En “Kiss” los aullidos dan la nota. Prince, en celo, parece haber venido de otro planeta a hacer que a las mujeres se les caigan los calzones y a sorprender a los hombres con lo franco de su propuesta. Eludiendo cualquier cliché de galán adulador que exalta las características de su conquista, Prince es lo suficientemente franco para gritar que quiere sexo. Como en esa otra “Looking for a Kiss” de New York Dolls, donde el beso era un chute de heroína, aquí no hay ninguna sorpresa en su metáfora juguetona.

Prince-Kiss

“Kiss” es una invitación a follar y Prince, como un ídolo magnánimo, le da cabida a todas, porque no hay que ser ni linda ni experimentada para disfrutarlo. En una época donde se estaba formando la imagen de músico-celebridad MTV, sorprende la horizontalidad de Prince. En vez de cantarle a una, y así volverlo una fantasía personal de cada auditora, Prince le canta a las bonitas y a las feas, a las ricas y las pobres, a las fomes y a las taquillas, a las ñoñas y a las avezadas, porque no existe ninguna mujer que no lo excite. “Déjamelo todo a mi/ yo te voy a mostrar de qué se trata” dice maestro en el dominio de la inseguridad femenina, confiado como un atleta olímpico de sus capacidades. “No necesitas ver “Dinastía”/ para tener actitud.” Reemplácese la serie algo más contemporáneo como “Girls” y Prince parece ir un paso más allá: no solamente quiere que lo pasen bien con él, sino además quiere que sus contrapartes se sientan bien consigo mismas.

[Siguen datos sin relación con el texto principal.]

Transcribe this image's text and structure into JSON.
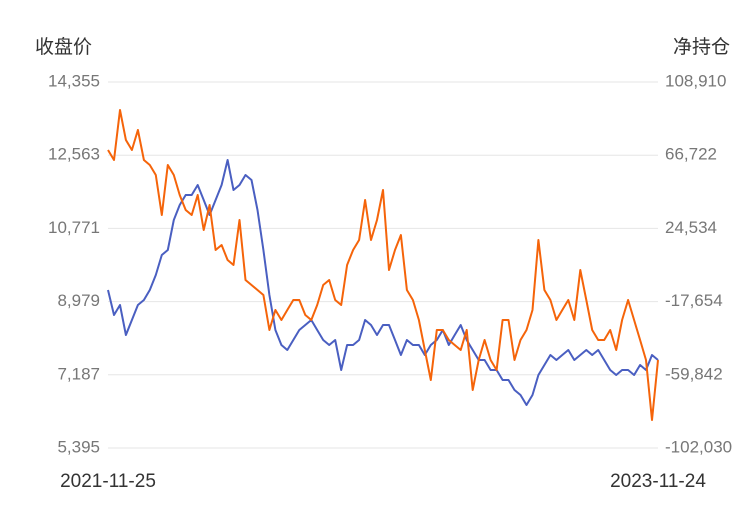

Algo muy digno de Prince. Si hubo un músico en los ochentas, antes de George Michael, que podía conjugar sobre si mismo una sexualidad magnética era él. Madres, escondan a sus hijas, que suena “Kiss.” Prince está listo: no necesita que le hablen cochino ni que lo desvistan. Lo que en otro artista sonaría ridículo, en él es una declaración de principios. Prince lo había logrado y estaba ahí para complacer. Mostrándose como un prodigio, es capaz de compensar cualquier cosa que su contraparte no tenga, porque su deseo pasa ser intrínseco y no gatillado por lo que ve o toca. Como un gran egotista, Prince canta “quiero ser tu fantasía/ tú podrías ser la mía/ Déjamelo todo a mi/podríamos pasar un buen rato.” Y lo que es una canción sobre revolcones se transforma en una afirmación sentidísima de las ganas que tiene Prince de consentir a su audiencia. De ser genio figura número uno, al que no le importa quienes sean sus fans mientras lo deseen. Él retribuirá gustoso esa ansia con el mejor espectáculo que hayan visto, con el material más prolífico, con la ropa más vistosa porque tiene algo para todos. Como un dios, Prince está reafirmando con el funk del futuro de “Kiss” una devoción incondicional, la materia prima necesaria para la longeva combustión de su estrellato.